Since Ofgem raised the price cap in April, bills have increased on average by 54%, bringing them to almost £2,000 per annum. Many households pay much more. Our figures show that 6.5 million UK households are now fuel poor.
The UK Government announced it was introducing two measures to help. One has been dubbed a ‘buy now heat later’ £200 loan for all households, which they will receive in October. But it has to be paid back over the next five years. The other is the £150 energy rebate. This is for everyone who lives in a band A to D property, while in Wales anyone in receipt of council tax reduction is also eligible, irrespective of whichever council tax band they are in. Initially, the UK Government announced it would be received in April but now some councils are saying ‘from April’.
While those who pay by direct debit should receive the money automatically, those who pay in other ways or who are exempt from council tax have to apply. These are often the most vulnerable households. Many do not know they are eligible or how to apply, meaning millions of pounds are remaining unclaimed.
Adam Scorer, Chief Executive of National Energy Action, said:
“The UK Government’s response to the energy crisis has been wholly inadequate so far. We’ve got serious concerns about the way the council tax rebate is being implemented. Councils across England and Wales have their own way of administering the scheme, creating a postcode lottery for struggling households.

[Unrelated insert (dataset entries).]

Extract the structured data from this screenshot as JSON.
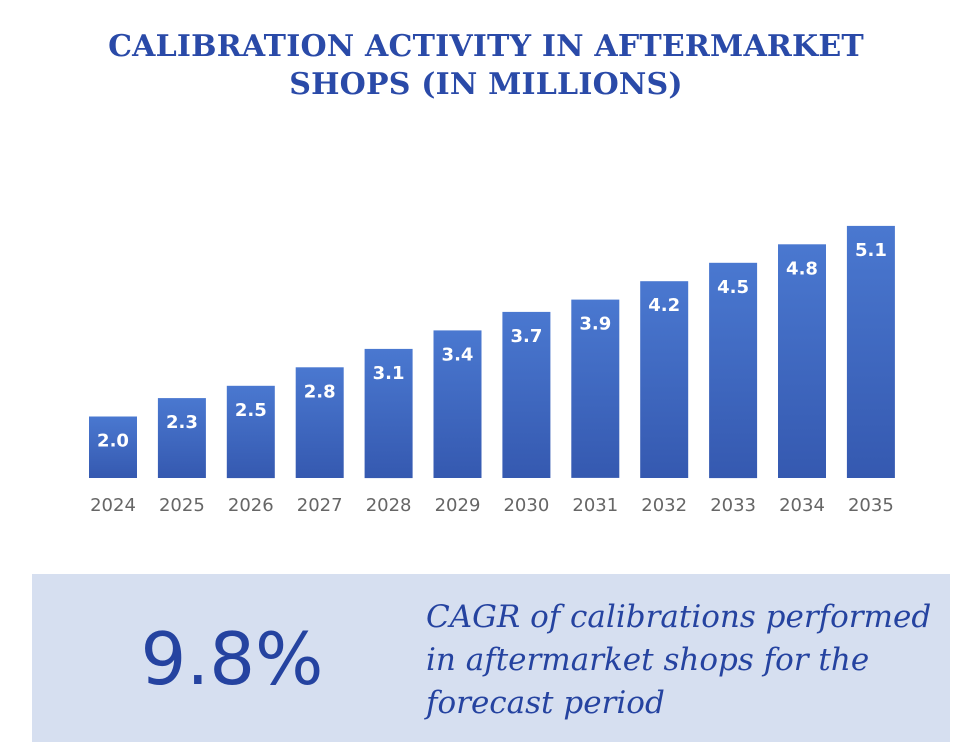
{
  "title": {
    "line1": "CALIBRATION ACTIVITY IN AFTERMARKET",
    "line2": "SHOPS (IN MILLIONS)"
  },
  "chart_data": {
    "type": "bar",
    "title": "CALIBRATION ACTIVITY IN AFTERMARKET SHOPS (IN MILLIONS)",
    "categories": [
      "2024",
      "2025",
      "2026",
      "2027",
      "2028",
      "2029",
      "2030",
      "2031",
      "2032",
      "2033",
      "2034",
      "2035"
    ],
    "values": [
      2.0,
      2.3,
      2.5,
      2.8,
      3.1,
      3.4,
      3.7,
      3.9,
      4.2,
      4.5,
      4.8,
      5.1
    ],
    "value_labels": [
      "2.0",
      "2.3",
      "2.5",
      "2.8",
      "3.1",
      "3.4",
      "3.7",
      "3.9",
      "4.2",
      "4.5",
      "4.8",
      "5.1"
    ],
    "xlabel": "",
    "ylabel": "",
    "grid": false,
    "legend": "none",
    "bar_color": "#3f6cc4"
  },
  "stat": {
    "value": "9.8%",
    "description": "CAGR of calibrations performed in aftermarket shops for the forecast period"
  },
  "colors": {
    "title": "#2a4aa8",
    "accent": "#2543a0",
    "panel_bg": "#d6dff0",
    "bar": "#3f6cc4"
  }
}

“In England, the rebate doesn’t apply to those outside council tax bands A to D. While the Treasury said that there would be money for other vulnerable households outside of the eligibility, they will often need to self-identify, rather than just getting the rebate automatically, which could see desperate households slipping through the cracks. It’s estimated that over 600,000 low-income households fall outside of bands A to D, and many of those will not have access to the support.
“These problems are not isolated to the council tax energy rebate. The £200 heat now pay later scheme is designed in such a way that households using prepayment meters, often the most financially vulnerable, are more likely to miss out on the benefits. This is unacceptable.
“It is already a dire situation. However, when the price cap rises again in October and the temperature begins to drop, millions of households are going to be pushed below the waterline unless the government introduces a new, adequate package of support.”